Unfortunately, I don’t think those studies are digitized but you can go visit those State Archives and request the records. Sorry, I don’t recall the record numbers.
Point is, at least California was considering the use of steam as a primary means of locomotion as late as the 40’s or thereabouts.
Sorry… to clarify. The point of both studies (if I understood all the legal squawking) was to determine where to invest the money for the accompanying infrastructure, zoning requirements, etc.
Exactly, thanks :-) Electric motors have been perfect (!) for propelling vehicles from the very beginning, but the problem of storing the electric energy as dense as the chemical energy (gas) has never been effectively solved, up to the present day.
Has this been solved? I know we have *better* electrical energy storage, but can we store anywhere near the same amount of energy as in fossil fuels?

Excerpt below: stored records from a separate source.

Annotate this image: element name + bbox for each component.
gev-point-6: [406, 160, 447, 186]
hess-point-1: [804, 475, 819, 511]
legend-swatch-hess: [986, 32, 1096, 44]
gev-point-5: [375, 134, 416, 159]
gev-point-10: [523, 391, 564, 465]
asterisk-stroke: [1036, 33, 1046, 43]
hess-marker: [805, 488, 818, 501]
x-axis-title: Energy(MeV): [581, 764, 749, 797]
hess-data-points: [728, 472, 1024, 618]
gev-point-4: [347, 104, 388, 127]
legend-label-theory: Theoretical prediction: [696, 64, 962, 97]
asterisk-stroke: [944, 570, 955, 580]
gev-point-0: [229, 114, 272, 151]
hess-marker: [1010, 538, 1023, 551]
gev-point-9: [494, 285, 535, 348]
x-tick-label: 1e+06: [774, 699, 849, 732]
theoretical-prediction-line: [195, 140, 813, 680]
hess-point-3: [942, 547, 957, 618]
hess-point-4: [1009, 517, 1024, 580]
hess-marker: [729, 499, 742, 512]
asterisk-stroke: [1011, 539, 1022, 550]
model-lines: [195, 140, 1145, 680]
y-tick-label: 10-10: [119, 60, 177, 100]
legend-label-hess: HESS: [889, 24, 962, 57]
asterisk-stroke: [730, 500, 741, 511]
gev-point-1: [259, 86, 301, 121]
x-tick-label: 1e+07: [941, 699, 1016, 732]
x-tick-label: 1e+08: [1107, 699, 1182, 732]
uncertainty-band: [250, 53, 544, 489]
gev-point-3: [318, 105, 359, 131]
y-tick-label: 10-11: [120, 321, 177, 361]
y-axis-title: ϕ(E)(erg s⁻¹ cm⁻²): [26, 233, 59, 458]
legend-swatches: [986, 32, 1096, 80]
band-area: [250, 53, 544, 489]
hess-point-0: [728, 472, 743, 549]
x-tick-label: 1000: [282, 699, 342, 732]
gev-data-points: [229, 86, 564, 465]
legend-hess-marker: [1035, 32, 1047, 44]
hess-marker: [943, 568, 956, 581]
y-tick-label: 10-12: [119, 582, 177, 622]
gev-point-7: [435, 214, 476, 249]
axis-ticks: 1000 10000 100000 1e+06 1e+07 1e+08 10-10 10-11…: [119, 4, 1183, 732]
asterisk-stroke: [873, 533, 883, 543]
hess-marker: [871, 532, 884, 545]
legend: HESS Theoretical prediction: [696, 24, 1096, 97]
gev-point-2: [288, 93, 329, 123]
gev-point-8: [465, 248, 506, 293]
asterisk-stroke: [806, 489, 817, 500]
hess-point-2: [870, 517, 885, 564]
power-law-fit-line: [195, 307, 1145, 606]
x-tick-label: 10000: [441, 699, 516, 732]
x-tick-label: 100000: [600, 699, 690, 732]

yah its been solved there are a few papers on lithium sulfur silicon kicking around the internet. The problem lies in getting more charge cycles and a longer life… The majority of what I am focusing on.
The funny thing is at 10 times the energy storage even 50 life cycles gives the battery more power over its life than a standard lithium ion.
Sadly, the useful operating temperature range of any battery is rather limited compared to combustion of a liquid or gaseous fuel, so it won’t replace fuel in every application.
No, it hasn’t been solved. The energy density of gasoline is (at least) 8 times higher then any Lithium type battery.
lol wikipedia, not even gonna touch that source.
did you even do a search for lithium sulfur silicon? One Chinese study had an initial discharge of 4200 mAh per gram at 95% efficiency to conversion with an electric motor that is about 25% better than gasoline.
And lab studies apparently translate directly to mass production?
They are not fundamentally any different than any other alkali metal – sulfur battery. You keep your sulfur molten, and it works. But lab studies don’t comment on the amount of insulation required to maintain operating temperature, the energy required melt the sulfur in the first place.
how does ~1000hr of project time produce a multi-decade lead?
He thinks he is on to something novel that will change the world.
I’ve been making artificial muscle in my garage for over two years using nylon cord. Just the other day I had it attached to a fly wheel and was planning on doing some motorized studies in the Spring.
Sweet! Let’s see your project details so that others can do it as well!
is your lawn mower that hard to start? :P
Oh, sure. “I was doing this before it was cool.” Like I’m buying it, hipster. ;)
Ask to join my project as a contributor, the next step is just that generating power from solar heat and trying it out in a vehicle.
Well hurry up and finish your project. We need Jackets!
“Here they come, mean as hell and thick as grass!”